The answer is yes. Not “sort of” or “with caveats.” Nine out of nine failures correctly identified, with the right component, the right serial number, the right recommended action, and the right judgment about what does and doesn’t need an RMA. The LLM doesn’t just detect that something is wrong — it understands what is wrong, why it’s wrong, and what to do about it.
This is a simulated fleet with injected failures. The next step is real BMC endpoints — machines that are actually failing in unpredictable ways with messy, real-world event logs. That’s a harder problem. But the foundation is here: the Redfish client, the diagnostic pipeline, the report generator, the watcher daemon. The architecture doesn’t change. The data gets messier.

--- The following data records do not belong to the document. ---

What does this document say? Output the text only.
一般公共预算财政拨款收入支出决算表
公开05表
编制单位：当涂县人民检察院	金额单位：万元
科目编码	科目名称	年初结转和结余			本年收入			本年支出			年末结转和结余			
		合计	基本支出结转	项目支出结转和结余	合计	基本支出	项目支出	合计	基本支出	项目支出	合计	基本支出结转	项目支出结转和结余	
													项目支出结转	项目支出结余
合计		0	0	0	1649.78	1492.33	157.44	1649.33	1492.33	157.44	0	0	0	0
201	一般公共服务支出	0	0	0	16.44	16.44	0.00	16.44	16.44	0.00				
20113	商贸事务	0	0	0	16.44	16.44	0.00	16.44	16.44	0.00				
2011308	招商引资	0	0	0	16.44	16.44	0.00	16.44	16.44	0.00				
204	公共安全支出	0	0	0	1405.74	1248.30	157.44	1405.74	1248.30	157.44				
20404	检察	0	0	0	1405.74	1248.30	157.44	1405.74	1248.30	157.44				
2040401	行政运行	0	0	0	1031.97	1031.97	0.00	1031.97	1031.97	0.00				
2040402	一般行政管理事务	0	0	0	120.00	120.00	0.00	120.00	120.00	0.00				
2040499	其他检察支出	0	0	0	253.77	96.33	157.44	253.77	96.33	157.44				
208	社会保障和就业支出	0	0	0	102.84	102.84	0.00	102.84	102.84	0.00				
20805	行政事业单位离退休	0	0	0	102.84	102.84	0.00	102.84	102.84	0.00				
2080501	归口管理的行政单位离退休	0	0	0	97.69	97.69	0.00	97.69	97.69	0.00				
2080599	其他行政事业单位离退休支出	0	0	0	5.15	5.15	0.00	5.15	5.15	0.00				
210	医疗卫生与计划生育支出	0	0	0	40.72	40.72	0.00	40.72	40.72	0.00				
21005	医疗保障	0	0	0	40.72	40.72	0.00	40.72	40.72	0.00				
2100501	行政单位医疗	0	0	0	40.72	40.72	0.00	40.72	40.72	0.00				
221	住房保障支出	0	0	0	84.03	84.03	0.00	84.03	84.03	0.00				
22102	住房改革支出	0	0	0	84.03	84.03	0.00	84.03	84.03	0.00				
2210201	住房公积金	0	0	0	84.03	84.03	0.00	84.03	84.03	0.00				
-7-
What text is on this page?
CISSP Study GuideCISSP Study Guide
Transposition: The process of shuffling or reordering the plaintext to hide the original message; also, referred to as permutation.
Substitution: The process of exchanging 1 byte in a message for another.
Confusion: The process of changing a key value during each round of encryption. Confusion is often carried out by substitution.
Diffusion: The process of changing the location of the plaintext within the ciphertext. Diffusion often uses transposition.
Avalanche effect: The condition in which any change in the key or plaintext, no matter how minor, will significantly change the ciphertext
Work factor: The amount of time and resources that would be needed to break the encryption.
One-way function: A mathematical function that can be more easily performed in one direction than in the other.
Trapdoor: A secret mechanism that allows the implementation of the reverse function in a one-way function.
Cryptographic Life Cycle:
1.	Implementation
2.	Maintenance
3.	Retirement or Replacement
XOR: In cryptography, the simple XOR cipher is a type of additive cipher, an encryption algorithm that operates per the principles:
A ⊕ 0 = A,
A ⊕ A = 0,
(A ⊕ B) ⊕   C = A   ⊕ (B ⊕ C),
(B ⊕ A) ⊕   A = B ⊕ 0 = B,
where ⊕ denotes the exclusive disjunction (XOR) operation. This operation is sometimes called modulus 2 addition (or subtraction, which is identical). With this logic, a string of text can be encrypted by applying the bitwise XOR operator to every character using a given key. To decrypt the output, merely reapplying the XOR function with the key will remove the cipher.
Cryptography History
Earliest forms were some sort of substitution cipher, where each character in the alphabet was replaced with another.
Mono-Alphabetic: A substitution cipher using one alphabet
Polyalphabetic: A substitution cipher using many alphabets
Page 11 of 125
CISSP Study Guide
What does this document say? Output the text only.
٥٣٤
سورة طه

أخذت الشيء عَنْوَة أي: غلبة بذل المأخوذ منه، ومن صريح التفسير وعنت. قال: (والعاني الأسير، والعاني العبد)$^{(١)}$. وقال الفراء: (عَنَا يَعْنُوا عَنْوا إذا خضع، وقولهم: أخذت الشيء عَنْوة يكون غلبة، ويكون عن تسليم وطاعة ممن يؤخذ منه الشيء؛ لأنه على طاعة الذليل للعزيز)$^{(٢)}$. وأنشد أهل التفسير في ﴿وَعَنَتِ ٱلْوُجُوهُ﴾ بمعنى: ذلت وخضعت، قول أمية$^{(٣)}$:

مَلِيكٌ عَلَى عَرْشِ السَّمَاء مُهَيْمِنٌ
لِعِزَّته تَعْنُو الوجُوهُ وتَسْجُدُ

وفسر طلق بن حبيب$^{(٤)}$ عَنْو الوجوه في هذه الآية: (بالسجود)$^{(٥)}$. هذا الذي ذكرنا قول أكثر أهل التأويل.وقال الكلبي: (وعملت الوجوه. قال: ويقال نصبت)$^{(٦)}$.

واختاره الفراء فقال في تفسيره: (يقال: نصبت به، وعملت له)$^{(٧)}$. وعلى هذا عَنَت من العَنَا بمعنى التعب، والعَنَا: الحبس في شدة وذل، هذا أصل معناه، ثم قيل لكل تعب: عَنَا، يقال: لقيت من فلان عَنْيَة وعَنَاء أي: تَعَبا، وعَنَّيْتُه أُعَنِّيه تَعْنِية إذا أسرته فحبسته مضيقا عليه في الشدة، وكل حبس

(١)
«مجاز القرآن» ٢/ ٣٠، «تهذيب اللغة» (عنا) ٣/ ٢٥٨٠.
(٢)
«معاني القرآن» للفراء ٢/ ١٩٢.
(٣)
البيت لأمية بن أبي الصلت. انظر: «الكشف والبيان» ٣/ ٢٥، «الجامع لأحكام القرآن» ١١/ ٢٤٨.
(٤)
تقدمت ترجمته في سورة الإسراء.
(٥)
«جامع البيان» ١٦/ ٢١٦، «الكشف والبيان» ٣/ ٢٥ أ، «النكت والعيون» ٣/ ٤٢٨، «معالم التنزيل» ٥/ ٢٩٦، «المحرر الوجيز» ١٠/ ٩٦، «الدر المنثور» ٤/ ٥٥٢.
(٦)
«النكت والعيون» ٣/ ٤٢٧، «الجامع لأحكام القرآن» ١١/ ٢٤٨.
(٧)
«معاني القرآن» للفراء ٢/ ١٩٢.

The previous post asked “what if the first responder wasn’t a person?” Now I have a prototype that shows what that actually looks like. The first responder pulls the BMC logs, reads them like a hardware engineer would, identifies the failed DIMM down to the serial number, and has the RMA report ready before anyone’s finished their coffee.
I’ll open-source this when it’s cleaned up. In the meantime — if you manage servers and you’ve filed an RMA, you know how much of that process is just collecting information that already exists in the BMC. That’s exactly the kind of work an LLM should be doing.